On the left is a video clip culled from YouTube titled Russian Climbing, one of many examples of the contemporary form of urban mobility known as Le Parkour. In it, we see a young man – a Traceur, as practitioners are called – appropriating the space of the city as platform for exercising gymnastic skill. Here, the city becomes an obstacle course through which one moves from point A to point B as quickly as possible. Understood by its practitioners not as a competitive sport but as a form of physical and mental training, Parkour helps one develop a spatial awareness of specific affordances of urban structures and the ability to overcome mental and physical obstacles with speed and efficiency.

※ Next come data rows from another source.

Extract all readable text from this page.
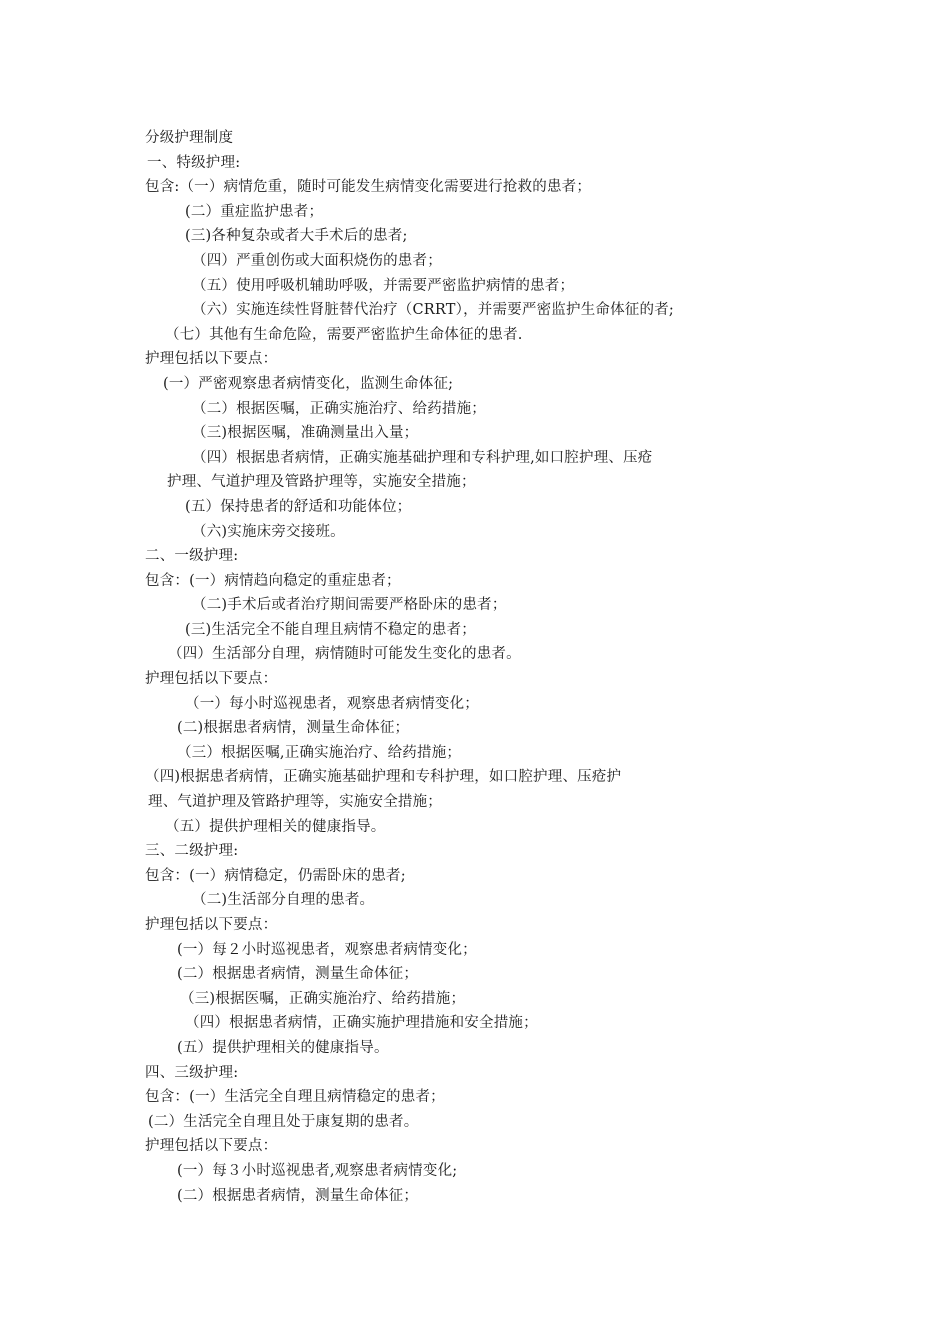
分级护理制度
一、特级护理:
包含:（一）病情危重，随时可能发生病情变化需要进行抢救的患者；
(二）重症监护患者；
(三)各种复杂或者大手术后的患者;
（四）严重创伤或大面积烧伤的患者；
（五）使用呼吸机辅助呼吸，并需要严密监护病情的患者；
（六）实施连续性肾脏替代治疗（CRRT），并需要严密监护生命体征的者;
（七）其他有生命危险，需要严密监护生命体征的患者.
护理包括以下要点：
(一）严密观察患者病情变化，监测生命体征;
（二）根据医嘱，正确实施治疗、给药措施；
（三)根据医嘱，准确测量出入量；
（四）根据患者病情，正确实施基础护理和专科护理,如口腔护理、压疮
护理、气道护理及管路护理等，实施安全措施；
(五）保持患者的舒适和功能体位；
（六)实施床旁交接班。
二、一级护理:
包含：(一）病情趋向稳定的重症患者；
（二)手术后或者治疗期间需要严格卧床的患者；
(三)生活完全不能自理且病情不稳定的患者；
（四）生活部分自理，病情随时可能发生变化的患者。
护理包括以下要点：
（一）每小时巡视患者，观察患者病情变化；
(二)根据患者病情，测量生命体征；
（三）根据医嘱,正确实施治疗、给药措施；
（四)根据患者病情，正确实施基础护理和专科护理，如口腔护理、压疮护
理、气道护理及管路护理等，实施安全措施；
（五）提供护理相关的健康指导。
三、二级护理:
包含：(一）病情稳定，仍需卧床的患者;
（二)生活部分自理的患者。
护理包括以下要点：
(一）每２小时巡视患者，观察患者病情变化；
(二）根据患者病情，测量生命体征；
（三)根据医嘱，正确实施治疗、给药措施；
（四）根据患者病情，正确实施护理措施和安全措施；
(五）提供护理相关的健康指导。
四、三级护理:
包含：(一）生活完全自理且病情稳定的患者；
(二）生活完全自理且处于康复期的患者。
护理包括以下要点：
(一）每３小时巡视患者,观察患者病情变化;
(二）根据患者病情，测量生命体征；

In the Traceur we see refracted a lineage of alternative ways of moving through the city. From Benjamin’s Flaneur to the Situationists’ Deriviste, these urban actors perform the city in ways that not so much reflect it (as representation) but enact it (through transduction). Though them, we can read a city and the affordances it proffers, with each enacting a different city and the socio-spatial relations found there. In this context, Parkour becomes a form of urban hacking, a way of appropriating architecture and its attendant fittings for purposes not sanctioned by the original design. Architecture becomes an obstacle which must be overcome as quickly and efficiently as possible.

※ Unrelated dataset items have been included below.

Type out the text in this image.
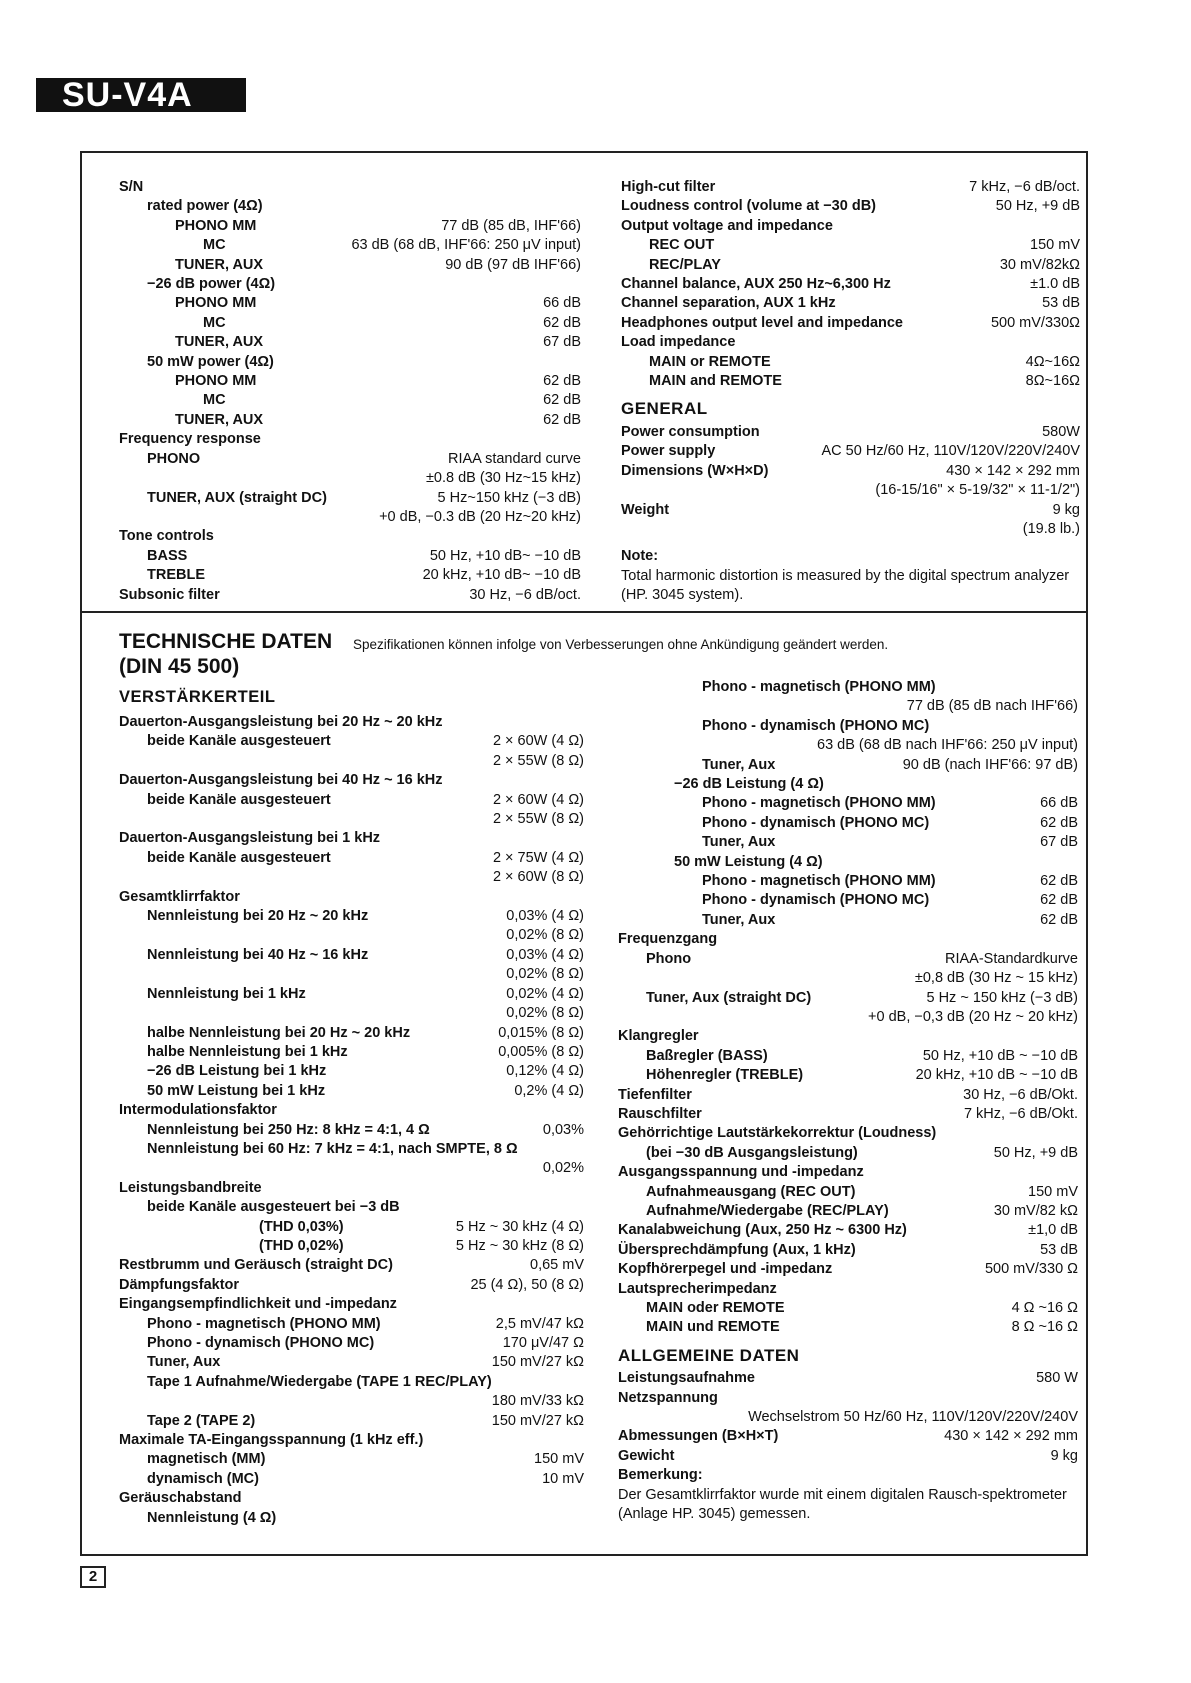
SU-V4A
S/N
rated power (4Ω)
PHONO MM	77 dB (85 dB, IHF'66)
MC	63 dB (68 dB, IHF'66: 250 μV input)
TUNER, AUX	90 dB (97 dB IHF'66)
−26 dB power (4Ω)
PHONO MM	66 dB
MC	62 dB
TUNER, AUX	67 dB
50 mW power (4Ω)
PHONO MM	62 dB
MC	62 dB
TUNER, AUX	62 dB
Frequency response
PHONO	RIAA standard curve
±0.8 dB (30 Hz~15 kHz)
TUNER, AUX (straight DC)	5 Hz~150 kHz (−3 dB)
+0 dB, −0.3 dB (20 Hz~20 kHz)
Tone controls
BASS	50 Hz, +10 dB~ −10 dB
TREBLE	20 kHz, +10 dB~ −10 dB
Subsonic filter	30 Hz, −6 dB/oct.
High-cut filter	7 kHz, −6 dB/oct.
Loudness control (volume at −30 dB)	50 Hz, +9 dB
Output voltage and impedance
REC OUT	150 mV
REC/PLAY	30 mV/82kΩ
Channel balance, AUX 250 Hz~6,300 Hz	±1.0 dB
Channel separation, AUX 1 kHz	53 dB
Headphones output level and impedance	500 mV/330Ω
Load impedance
MAIN or REMOTE	4Ω~16Ω
MAIN and REMOTE	8Ω~16Ω
GENERAL
Power consumption	580W
Power supply	AC 50 Hz/60 Hz, 110V/120V/220V/240V
Dimensions (W×H×D)	430 × 142 × 292 mm
(16-15/16" × 5-19/32" × 11-1/2")
Weight	9 kg
(19.8 lb.)
Note:
Total harmonic distortion is measured by the digital spectrum analyzer (HP. 3045 system).
TECHNISCHE DATEN
(DIN 45 500)
Spezifikationen können infolge von Verbesserungen ohne Ankündigung geändert werden.
VERSTÄRKERTEIL
Dauerton-Ausgangsleistung bei 20 Hz ~ 20 kHz
beide Kanäle ausgesteuert	2 × 60W (4 Ω)
2 × 55W (8 Ω)
Dauerton-Ausgangsleistung bei 40 Hz ~ 16 kHz
beide Kanäle ausgesteuert	2 × 60W (4 Ω)
2 × 55W (8 Ω)
Dauerton-Ausgangsleistung bei 1 kHz
beide Kanäle ausgesteuert	2 × 75W (4 Ω)
2 × 60W (8 Ω)
Gesamtklirrfaktor
Nennleistung bei 20 Hz ~ 20 kHz	0,03% (4 Ω)
0,02% (8 Ω)
Nennleistung bei 40 Hz ~ 16 kHz	0,03% (4 Ω)
0,02% (8 Ω)
Nennleistung bei 1 kHz	0,02% (4 Ω)
0,02% (8 Ω)
halbe Nennleistung bei 20 Hz ~ 20 kHz	0,015% (8 Ω)
halbe Nennleistung bei 1 kHz	0,005% (8 Ω)
−26 dB Leistung bei 1 kHz	0,12% (4 Ω)
50 mW Leistung bei 1 kHz	0,2% (4 Ω)
Intermodulationsfaktor
Nennleistung bei 250 Hz: 8 kHz = 4:1, 4 Ω	0,03%
Nennleistung bei 60 Hz: 7 kHz = 4:1, nach SMPTE, 8 Ω
0,02%
Leistungsbandbreite
beide Kanäle ausgesteuert bei −3 dB
(THD 0,03%)	5 Hz ~ 30 kHz (4 Ω)
(THD 0,02%)	5 Hz ~ 30 kHz (8 Ω)
Restbrumm und Geräusch (straight DC)	0,65 mV
Dämpfungsfaktor	25 (4 Ω), 50 (8 Ω)
Eingangsempfindlichkeit und -impedanz
Phono - magnetisch (PHONO MM)	2,5 mV/47 kΩ
Phono - dynamisch (PHONO MC)	170 μV/47 Ω
Tuner, Aux	150 mV/27 kΩ
Tape 1 Aufnahme/Wiedergabe (TAPE 1 REC/PLAY)
180 mV/33 kΩ
Tape 2 (TAPE 2)	150 mV/27 kΩ
Maximale TA-Eingangsspannung (1 kHz eff.)
magnetisch (MM)	150 mV
dynamisch (MC)	10 mV
Geräuschabstand
Nennleistung (4 Ω)
Phono - magnetisch (PHONO MM)
77 dB (85 dB nach IHF'66)
Phono - dynamisch (PHONO MC)
63 dB (68 dB nach IHF'66: 250 μV input)
Tuner, Aux	90 dB (nach IHF'66: 97 dB)
−26 dB Leistung (4 Ω)
Phono - magnetisch (PHONO MM)	66 dB
Phono - dynamisch (PHONO MC)	62 dB
Tuner, Aux	67 dB
50 mW Leistung (4 Ω)
Phono - magnetisch (PHONO MM)	62 dB
Phono - dynamisch (PHONO MC)	62 dB
Tuner, Aux	62 dB
Frequenzgang
Phono	RIAA-Standardkurve
±0,8 dB (30 Hz ~ 15 kHz)
Tuner, Aux (straight DC)	5 Hz ~ 150 kHz (−3 dB)
+0 dB, −0,3 dB (20 Hz ~ 20 kHz)
Klangregler
Baßregler (BASS)	50 Hz, +10 dB ~ −10 dB
Höhenregler (TREBLE)	20 kHz, +10 dB ~ −10 dB
Tiefenfilter	30 Hz, −6 dB/Okt.
Rauschfilter	7 kHz, −6 dB/Okt.
Gehörrichtige Lautstärkekorrektur (Loudness)
(bei −30 dB Ausgangsleistung)	50 Hz, +9 dB
Ausgangsspannung und -impedanz
Aufnahmeausgang (REC OUT)	150 mV
Aufnahme/Wiedergabe (REC/PLAY)	30 mV/82 kΩ
Kanalabweichung (Aux, 250 Hz ~ 6300 Hz)	±1,0 dB
Übersprechdämpfung (Aux, 1 kHz)	53 dB
Kopfhörerpegel und -impedanz	500 mV/330 Ω
Lautsprecherimpedanz
MAIN oder REMOTE	4 Ω ~16 Ω
MAIN und REMOTE	8 Ω ~16 Ω
ALLGEMEINE DATEN
Leistungsaufnahme	580 W
Netzspannung
Wechselstrom 50 Hz/60 Hz, 110V/120V/220V/240V
Abmessungen (B×H×T)	430 × 142 × 292 mm
Gewicht	9 kg
Bemerkung:
Der Gesamtklirrfaktor wurde mit einem digitalen Rausch-spektrometer (Anlage HP. 3045) gemessen.
2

On the right is a video clip produced by the video artist Chris Oakley. Titled “The Catalogue” (2004), the clip simulates a shopping mall somewhere in the north of England from the point of view of a surveillance system. Yet we soon see that this system is doing more than just watching. Shoppers are tagged, tracked and monitored as they go about their shopping routines. Transaction histories are mined, personal inventories are matched against products for sale, and recommendations are made. Prescriptions for eyeglasses are facilitated though the retrieval of a recent eye exam report. The purchase and consumption of food and beverage items at a conveyor sushi bar is matched against a person’s medical records and a health prognosis is made based on what s/he is eating.
How might we traverse the gap between the left and right frames of this diptych? What happens when Parkour becomes a conceptual vehicle by which not the material city but the immaterial, informatic city is appropriated as a performative platform for alternative mobilities? What new urban actor might emerge? How might s/he develop a spatial awareness of the affordances latent in these systems and infrastructures, and subsequently recircuit, reconfigure and redirect the flows of people, goods and data in these environments?